While Australia’s Privacy Act is undergoing significant reform in 2026, it still has major gaps regarding Automated Decision-Making (ADM).
The Australian Competition and Consumer Commission (ACCC) has begun looking into dynamic pricing, but the legal hurdles are high.
To protect our digital rights, we need a massive shift in how we govern the digital world:
- Algorithmic Accountability: We need laws that force companies to audit their AI for bias and exploitation.
- The Right to Explanation: Borrowing from the EU’s GDPR, we should all have a “Right to Explanation.”
- Transparency Shields: We must ensure that “commercial secrecy” cannot be used as an excuse to hide discriminatory pricing practices.
Digital governance isn’t just about technical rules; it’s about power and who gets to exercise it in the dark.
Conclusion: Reclaiming the Future
As we move further into 2026, the technology behind surveillance pricing will only become more sophisticated.
However, we must remember that technology is not a force of nature; it is a choice we make as a society.
From “Harvested” Subjects to Digital Citizens
We currently stand at a crossroads where we must redefine our relationship with our own data.
We are not just sources of “behavioral surplus” to be harvested by profit-driven algorithms.
As citizens, we must be active participants in a digital ecosystem, rather than passive victims of it.
True digital governance means liberating these systems from the “Black Box” and making them accountable to the public.
Transparency is Not Enough: We Need “Legibility”
As Frank Pasquale (2015) emphasizes, merely seeing the code is not enough; we need to understand the logic behind it.
This means policy should not just sit on the surface of legal text but must enforce “explainability” in algorithms.
If we cannot understand why we are flagged as “high-willingness-to-pay” users, we cannot exercise our legal right to contest that decision.
A Fight for Human Dignity and Autonomy
This is more than just a fight over our wallets; it is a battle for our human dignity and our future.
Shoshana Zuboff (2019) warns us that the core of surveillance capitalism is the theft of our “right to the future tense”.
Digital sovereignty means we have the right to choose a life that is not predicted, pre-determined, or manipulated by an automated system.
This right should be non-negotiable and must become a cornerstone of Australia’s future digital policy.
Final Call to Action: Peer Inside the Box
Next time you see a price jump on your screen, don’t just hit “accept.”
Ask yourself: What does the machine think it knows about me?
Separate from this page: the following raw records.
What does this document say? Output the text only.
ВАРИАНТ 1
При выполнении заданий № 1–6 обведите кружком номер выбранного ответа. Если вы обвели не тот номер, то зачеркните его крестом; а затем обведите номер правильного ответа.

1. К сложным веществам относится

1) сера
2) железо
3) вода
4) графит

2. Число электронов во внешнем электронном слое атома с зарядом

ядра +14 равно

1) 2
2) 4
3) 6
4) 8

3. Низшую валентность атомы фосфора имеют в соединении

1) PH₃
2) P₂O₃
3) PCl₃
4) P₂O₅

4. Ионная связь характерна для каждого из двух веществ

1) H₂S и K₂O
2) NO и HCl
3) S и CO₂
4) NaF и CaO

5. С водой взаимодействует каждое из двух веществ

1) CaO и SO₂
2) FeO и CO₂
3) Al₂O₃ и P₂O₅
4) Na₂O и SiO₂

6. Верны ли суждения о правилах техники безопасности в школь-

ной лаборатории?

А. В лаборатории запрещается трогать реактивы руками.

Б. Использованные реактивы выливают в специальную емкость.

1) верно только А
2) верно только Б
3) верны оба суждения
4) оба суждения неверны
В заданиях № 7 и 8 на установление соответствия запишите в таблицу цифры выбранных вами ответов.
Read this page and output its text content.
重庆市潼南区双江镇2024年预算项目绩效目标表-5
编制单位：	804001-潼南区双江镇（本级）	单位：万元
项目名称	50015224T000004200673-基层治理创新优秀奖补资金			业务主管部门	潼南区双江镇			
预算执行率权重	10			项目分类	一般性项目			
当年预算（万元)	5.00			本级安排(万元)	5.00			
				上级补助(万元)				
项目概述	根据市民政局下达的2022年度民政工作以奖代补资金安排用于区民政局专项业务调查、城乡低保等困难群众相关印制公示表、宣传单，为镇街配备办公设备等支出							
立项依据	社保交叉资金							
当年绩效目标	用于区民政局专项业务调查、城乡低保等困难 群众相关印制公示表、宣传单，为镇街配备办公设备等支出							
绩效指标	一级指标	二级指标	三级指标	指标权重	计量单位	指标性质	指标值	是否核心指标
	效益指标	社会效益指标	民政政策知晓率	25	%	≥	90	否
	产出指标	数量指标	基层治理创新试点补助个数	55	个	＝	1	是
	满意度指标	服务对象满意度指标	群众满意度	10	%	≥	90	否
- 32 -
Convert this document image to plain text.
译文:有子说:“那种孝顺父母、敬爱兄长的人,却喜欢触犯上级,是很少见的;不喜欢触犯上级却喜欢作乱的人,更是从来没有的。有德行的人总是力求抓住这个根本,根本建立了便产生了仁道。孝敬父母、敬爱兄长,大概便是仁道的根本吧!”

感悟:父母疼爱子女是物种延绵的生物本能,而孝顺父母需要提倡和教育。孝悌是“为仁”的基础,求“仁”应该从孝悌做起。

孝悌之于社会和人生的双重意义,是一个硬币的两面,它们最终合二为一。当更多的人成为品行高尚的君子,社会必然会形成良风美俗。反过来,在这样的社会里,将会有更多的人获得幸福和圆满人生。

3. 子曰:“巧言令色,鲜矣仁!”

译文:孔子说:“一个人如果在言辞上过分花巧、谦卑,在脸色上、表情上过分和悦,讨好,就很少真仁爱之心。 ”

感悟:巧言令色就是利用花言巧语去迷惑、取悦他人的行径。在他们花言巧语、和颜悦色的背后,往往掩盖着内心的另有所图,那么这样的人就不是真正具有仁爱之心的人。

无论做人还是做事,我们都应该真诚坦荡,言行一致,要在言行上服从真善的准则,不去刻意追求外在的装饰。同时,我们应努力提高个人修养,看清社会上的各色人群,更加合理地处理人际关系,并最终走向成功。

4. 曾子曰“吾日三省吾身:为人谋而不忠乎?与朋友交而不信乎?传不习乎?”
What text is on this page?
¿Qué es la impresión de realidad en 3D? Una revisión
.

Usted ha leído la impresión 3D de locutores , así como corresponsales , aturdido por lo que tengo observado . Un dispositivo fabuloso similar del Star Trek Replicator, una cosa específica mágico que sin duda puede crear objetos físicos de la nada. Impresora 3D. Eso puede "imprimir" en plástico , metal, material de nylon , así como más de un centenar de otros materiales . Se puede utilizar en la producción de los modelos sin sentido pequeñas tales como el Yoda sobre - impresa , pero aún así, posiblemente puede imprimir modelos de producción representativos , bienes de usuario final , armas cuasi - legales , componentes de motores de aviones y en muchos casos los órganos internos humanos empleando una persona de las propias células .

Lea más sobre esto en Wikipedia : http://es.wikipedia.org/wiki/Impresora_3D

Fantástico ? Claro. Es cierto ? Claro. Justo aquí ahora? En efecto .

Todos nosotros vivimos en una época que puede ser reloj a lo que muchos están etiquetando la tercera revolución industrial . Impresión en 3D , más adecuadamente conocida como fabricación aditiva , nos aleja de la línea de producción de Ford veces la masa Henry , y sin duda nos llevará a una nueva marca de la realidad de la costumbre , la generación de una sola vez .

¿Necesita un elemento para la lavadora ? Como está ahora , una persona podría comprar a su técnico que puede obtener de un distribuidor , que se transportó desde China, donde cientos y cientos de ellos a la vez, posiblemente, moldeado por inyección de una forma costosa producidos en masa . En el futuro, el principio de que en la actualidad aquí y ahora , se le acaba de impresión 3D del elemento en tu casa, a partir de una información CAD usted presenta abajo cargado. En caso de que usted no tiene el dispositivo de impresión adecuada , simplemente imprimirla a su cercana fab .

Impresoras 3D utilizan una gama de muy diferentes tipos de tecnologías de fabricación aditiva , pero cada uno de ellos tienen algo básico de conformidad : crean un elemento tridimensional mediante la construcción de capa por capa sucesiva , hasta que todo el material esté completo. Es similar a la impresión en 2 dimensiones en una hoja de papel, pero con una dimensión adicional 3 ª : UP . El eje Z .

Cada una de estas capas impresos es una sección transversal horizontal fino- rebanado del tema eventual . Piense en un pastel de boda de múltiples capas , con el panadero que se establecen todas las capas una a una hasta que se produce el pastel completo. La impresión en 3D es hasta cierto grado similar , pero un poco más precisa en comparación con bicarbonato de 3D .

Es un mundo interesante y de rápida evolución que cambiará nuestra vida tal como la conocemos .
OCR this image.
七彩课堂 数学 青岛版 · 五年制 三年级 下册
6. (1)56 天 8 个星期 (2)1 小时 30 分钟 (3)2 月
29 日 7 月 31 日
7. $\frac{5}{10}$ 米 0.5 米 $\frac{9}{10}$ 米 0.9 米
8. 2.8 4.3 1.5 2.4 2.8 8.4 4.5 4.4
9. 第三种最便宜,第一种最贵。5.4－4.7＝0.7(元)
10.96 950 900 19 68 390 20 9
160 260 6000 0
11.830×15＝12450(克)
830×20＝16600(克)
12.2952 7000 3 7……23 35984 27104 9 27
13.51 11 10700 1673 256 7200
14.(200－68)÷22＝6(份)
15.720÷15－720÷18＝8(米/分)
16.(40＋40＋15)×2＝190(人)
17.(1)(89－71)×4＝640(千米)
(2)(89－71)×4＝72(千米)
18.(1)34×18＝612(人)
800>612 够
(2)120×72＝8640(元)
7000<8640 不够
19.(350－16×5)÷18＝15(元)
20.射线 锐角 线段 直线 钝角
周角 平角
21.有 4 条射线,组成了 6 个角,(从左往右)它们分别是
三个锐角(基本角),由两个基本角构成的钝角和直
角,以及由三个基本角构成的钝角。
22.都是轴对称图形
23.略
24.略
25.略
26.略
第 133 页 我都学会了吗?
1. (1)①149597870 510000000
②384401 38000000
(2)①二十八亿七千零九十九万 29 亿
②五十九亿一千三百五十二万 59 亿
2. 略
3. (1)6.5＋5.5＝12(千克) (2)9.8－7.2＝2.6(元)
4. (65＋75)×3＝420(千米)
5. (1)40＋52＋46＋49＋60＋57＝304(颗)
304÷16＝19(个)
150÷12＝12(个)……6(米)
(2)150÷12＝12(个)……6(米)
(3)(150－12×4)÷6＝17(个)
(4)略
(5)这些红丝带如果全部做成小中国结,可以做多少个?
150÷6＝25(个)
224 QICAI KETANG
What vulnerabilities is it exploiting?
Our digital rights are not a gift; they depend on our awareness and our continued demand for transparency.
By supporting stronger algorithmic accountability, we can ensure that technology serves human wellbeing rather than just corporate extraction.
It is time to peer inside the Black Box and reclaim our digital lives.
References (APA 7)
Zuboff, S. (2019). The age of surveillance capitalism: The fight for a human future at the new frontier of power. PublicAffairs.
Bolsover, G., & Howard, P. (2019). Chinese computational propaganda: Automation, algorithms and the manipulation of information about Chinese politics on Twitter and Weibo. Information, Communication & Society, 22(14), 2063–2080.
Eubanks, V. (2018). Automating inequality: How high-tech tools profile, police, and punish the poor. St. Martin’s Press.
Noble, S. U. (2018). Algorithms of oppression: How search engines reinforce racism. NYU Press.
O’Neil, C. (2016). Weapons of math destruction: How big data increases inequality and threatens democracy. Crown.
Pasquale, F. (2015). The black box society: The secret algorithms that control money and information. Harvard University Press.